Things didn’t go much better when the tech showed up. I prefaced our conversation by asking him if he was familiar with Einstein’s definition of insanity. I was certain the issues with our service were outside our building. Eventually he discovered the signal loss was at the pole, not in our building. Of course, he still went through our building first — like the last three techs. After repairing the issues at the pole, he checked my computer, TVs and phone. All were working. Forty-five minutes later, I realized my wireless was down. I called customer support and was told it would be three days before somebody could come back out. I called back several times indicating that if they didn’t come out before then, there was no reason to show up at all.
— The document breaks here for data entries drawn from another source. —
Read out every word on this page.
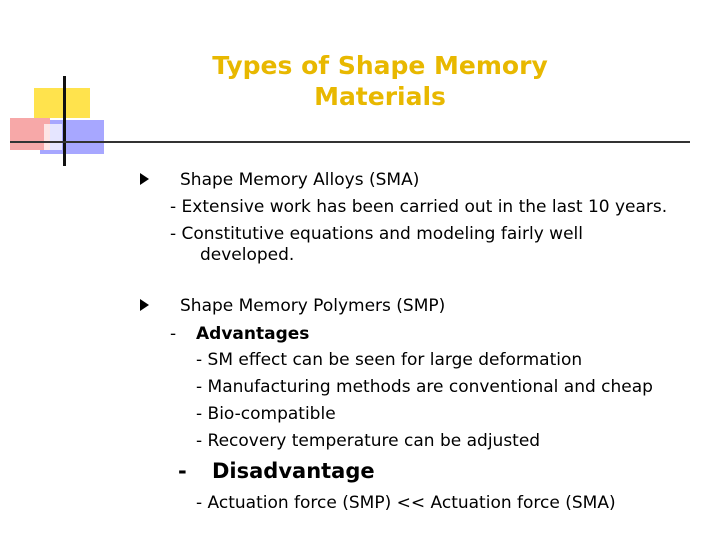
Types of Shape Memory
Materials
Shape Memory Alloys (SMA)
- Extensive work has been carried out in the last 10 years.
- Constitutive equations and modeling fairly well
developed.
Shape Memory Polymers (SMP)
- Advantages
- SM effect can be seen for large deformation
- Manufacturing methods are conventional and cheap
- Bio-compatible
- Recovery temperature can be adjusted
- Disadvantage
- Actuation force (SMP) << Actuation force (SMA)
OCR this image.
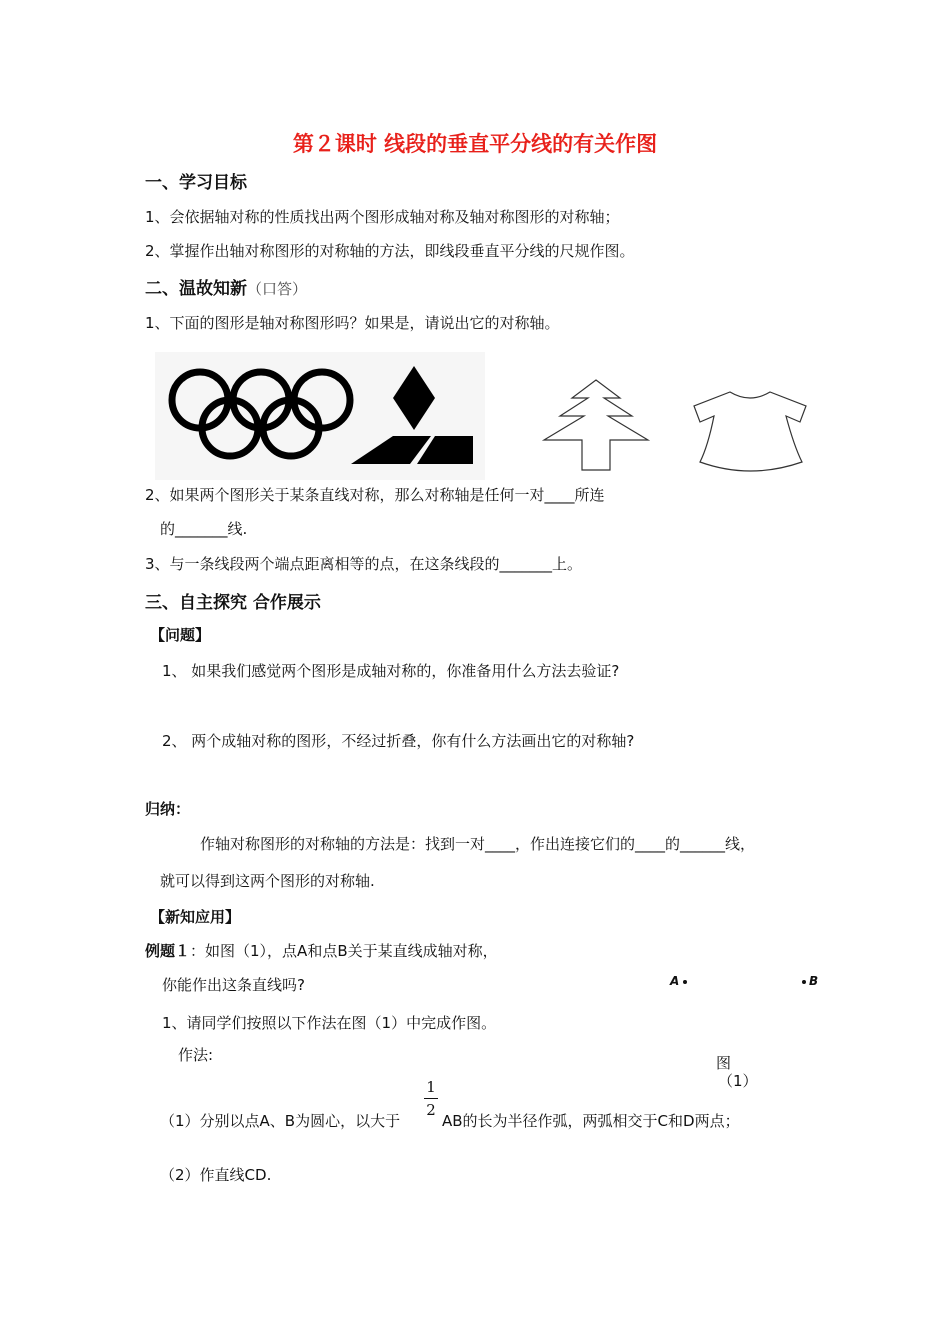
第２课时 线段的垂直平分线的有关作图
一、学习目标
1、会依据轴对称的性质找出两个图形成轴对称及轴对称图形的对称轴；
2、掌握作出轴对称图形的对称轴的方法，即线段垂直平分线的尺规作图。
二、温故知新（口答）
1、下面的图形是轴对称图形吗？如果是，请说出它的对称轴。
2、如果两个图形关于某条直线对称，那么对称轴是任何一对____所连
的_______线.
3、与一条线段两个端点距离相等的点，在这条线段的_______上。
三、自主探究 合作展示
【问题】
1、 如果我们感觉两个图形是成轴对称的，你准备用什么方法去验证?
2、 两个成轴对称的图形，不经过折叠，你有什么方法画出它的对称轴?
归纳：
作轴对称图形的对称轴的方法是：找到一对____，作出连接它们的____的______线，
就可以得到这两个图形的对称轴.
【新知应用】
例题１：如图（1），点A和点B关于某直线成轴对称，
你能作出这条直线吗?	A	B
1、请同学们按照以下作法在图（1）中完成作图。
作法:	图
（1）
（1）分别以点A、B为圆心，以大于
1
2
AB的长为半径作弧，两弧相交于C和D两点；
（2）作直线CD.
In between calls, I got a robo-call from the company asking if I was satisfied with my experience with “customer support.”

It was then I went out and bought a digital antenna for the roof of my building. Spending $2,400 a year for lousy service is exactly what Einstein was taking about. First, I’m eliminating the TV bill. When I come up with a plan for the rest, I will ramble on. CV

Kent Carlson is a native Iowa artist interested in the preserving Iowa’s architectural heritage and the common sense of its leaders. And he writes a few columns for Cityview, too.